I’ve been following Wade Burleson’s blog with interest for some time now. He is a Southern Baptist pastor who serves as a trustee on the SB’s International Mission Boards, one of the largest missionary organizations in the world. He began blogging about his experiences and his concern there appeared to be a lot of abuse of power in the Southern Baptist Convention hierarchy. He has come under fire and taken a lot of heat for his blog, which sincerely seeks to shed light, not malign individuals.
What is occurring now among varying levels of Southern Baptist Convention leadership, both within state conventions and the national one, is rather disheartening. Rank and file Southern Baptists for so long have just assumed that their convention is being led by men who sincerely seek to be obedient to scripture. I still believe that is true for most. However, there are still those at great levels of influence who use their own agendas and opinions to isolate, condemn, undermine, and prevent open dialogue, dissent, and honest questions.

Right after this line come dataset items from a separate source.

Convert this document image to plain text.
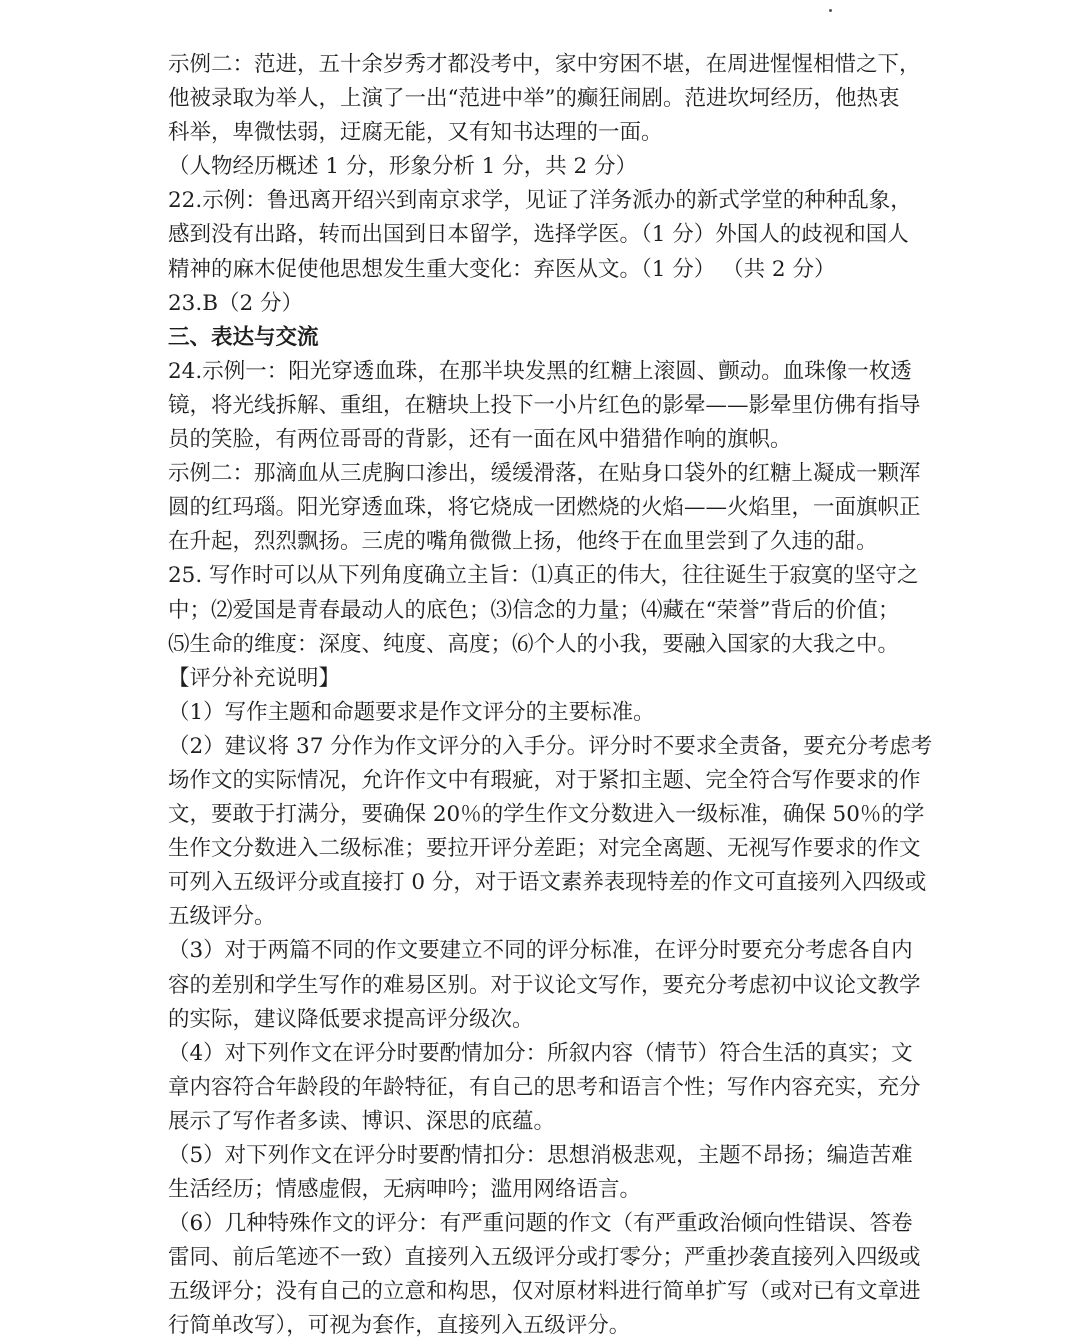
示例二：范进，五十余岁秀才都没考中，家中穷困不堪，在周进惺惺相惜之下，
他被录取为举人，上演了一出“范进中举”的癫狂闹剧。范进坎坷经历，他热衷
科举，卑微怯弱，迂腐无能，又有知书达理的一面。
（人物经历概述 1 分，形象分析 1 分，共 2 分）
22.示例：鲁迅离开绍兴到南京求学，见证了洋务派办的新式学堂的种种乱象，
感到没有出路，转而出国到日本留学，选择学医。（1 分）外国人的歧视和国人
精神的麻木促使他思想发生重大变化：弃医从文。（1 分） （共 2 分）
23.B（2 分）
三、表达与交流
24.示例一：阳光穿透血珠，在那半块发黑的红糖上滚圆、颤动。血珠像一枚透
镜，将光线拆解、重组，在糖块上投下一小片红色的影晕——影晕里仿佛有指导
员的笑脸，有两位哥哥的背影，还有一面在风中猎猎作响的旗帜。
示例二：那滴血从三虎胸口渗出，缓缓滑落，在贴身口袋外的红糖上凝成一颗浑
圆的红玛瑙。阳光穿透血珠，将它烧成一团燃烧的火焰——火焰里，一面旗帜正
在升起，烈烈飘扬。三虎的嘴角微微上扬，他终于在血里尝到了久违的甜。
25. 写作时可以从下列角度确立主旨：⑴真正的伟大，往往诞生于寂寞的坚守之
中；⑵爱国是青春最动人的底色；⑶信念的力量；⑷藏在“荣誉”背后的价值；
⑸生命的维度：深度、纯度、高度；⑹个人的小我，要融入国家的大我之中。
【评分补充说明】
（1）写作主题和命题要求是作文评分的主要标准。
（2）建议将 37 分作为作文评分的入手分。评分时不要求全责备，要充分考虑考
场作文的实际情况，允许作文中有瑕疵，对于紧扣主题、完全符合写作要求的作
文，要敢于打满分，要确保 20％的学生作文分数进入一级标准，确保 50％的学
生作文分数进入二级标准；要拉开评分差距；对完全离题、无视写作要求的作文
可列入五级评分或直接打 0 分，对于语文素养表现特差的作文可直接列入四级或
五级评分。
（3）对于两篇不同的作文要建立不同的评分标准，在评分时要充分考虑各自内
容的差别和学生写作的难易区别。对于议论文写作，要充分考虑初中议论文教学
的实际，建议降低要求提高评分级次。
（4）对下列作文在评分时要酌情加分：所叙内容（情节）符合生活的真实；文
章内容符合年龄段的年龄特征，有自己的思考和语言个性；写作内容充实，充分
展示了写作者多读、博识、深思的底蕴。
（5）对下列作文在评分时要酌情扣分：思想消极悲观，主题不昂扬；编造苦难
生活经历；情感虚假，无病呻吟；滥用网络语言。
（6）几种特殊作文的评分：有严重问题的作文（有严重政治倾向性错误、答卷
雷同、前后笔迹不一致）直接列入五级评分或打零分；严重抄袭直接列入四级或
五级评分；没有自己的立意和构思，仅对原材料进行简单扩写（或对已有文章进
行简单改写），可视为套作，直接列入五级评分。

The blogging world gives such autocrats nightmares. It reaches the masses like no other form of communication prior to our era. No longer does one have to go through a means of a publisher to disseminate his findings or thoughts. Leaders who don’t appreciate input or counsel but would rather choose to have everyone march in lock step with them, are terrified by the mobilization of individual churches and believers that is occurring through the blogosphere.

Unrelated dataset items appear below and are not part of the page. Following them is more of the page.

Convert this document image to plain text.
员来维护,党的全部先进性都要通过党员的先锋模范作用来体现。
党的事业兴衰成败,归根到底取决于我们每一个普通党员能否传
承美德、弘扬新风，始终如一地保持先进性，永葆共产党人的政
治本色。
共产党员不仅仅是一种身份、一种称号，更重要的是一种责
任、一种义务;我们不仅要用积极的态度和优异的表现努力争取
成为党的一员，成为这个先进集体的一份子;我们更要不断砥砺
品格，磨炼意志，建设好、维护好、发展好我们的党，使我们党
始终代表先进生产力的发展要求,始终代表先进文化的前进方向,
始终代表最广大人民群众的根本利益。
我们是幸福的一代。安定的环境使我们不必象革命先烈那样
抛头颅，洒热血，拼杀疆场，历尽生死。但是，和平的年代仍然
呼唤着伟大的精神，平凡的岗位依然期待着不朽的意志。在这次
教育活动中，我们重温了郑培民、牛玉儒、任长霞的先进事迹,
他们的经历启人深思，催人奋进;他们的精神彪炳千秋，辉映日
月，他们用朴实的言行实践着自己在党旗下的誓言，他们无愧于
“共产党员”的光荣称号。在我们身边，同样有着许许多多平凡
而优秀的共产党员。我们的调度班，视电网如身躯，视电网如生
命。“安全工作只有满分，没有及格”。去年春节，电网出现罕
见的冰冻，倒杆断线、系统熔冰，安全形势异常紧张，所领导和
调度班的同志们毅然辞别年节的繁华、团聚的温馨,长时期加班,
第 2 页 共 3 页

Granted, blogs are also a way for anyone to shoot off at the mouth, make irrational and unsubstantiated claims, and malign others. Bloggers desperately need to commit themselves to being ethical and fair, and to avoid personal attacks. (A great set of suggested ethical guidelines is here).
I have a great respect for Southern Baptists. I am deeply indebted to them for my own heritage, discipleship, and friendships. I would simply encourage them, however, to be informed, to think for themselves, and to hold their leaders and convention accountable to pursuing Christlikeness and the building of God’s kingdom rather than their own.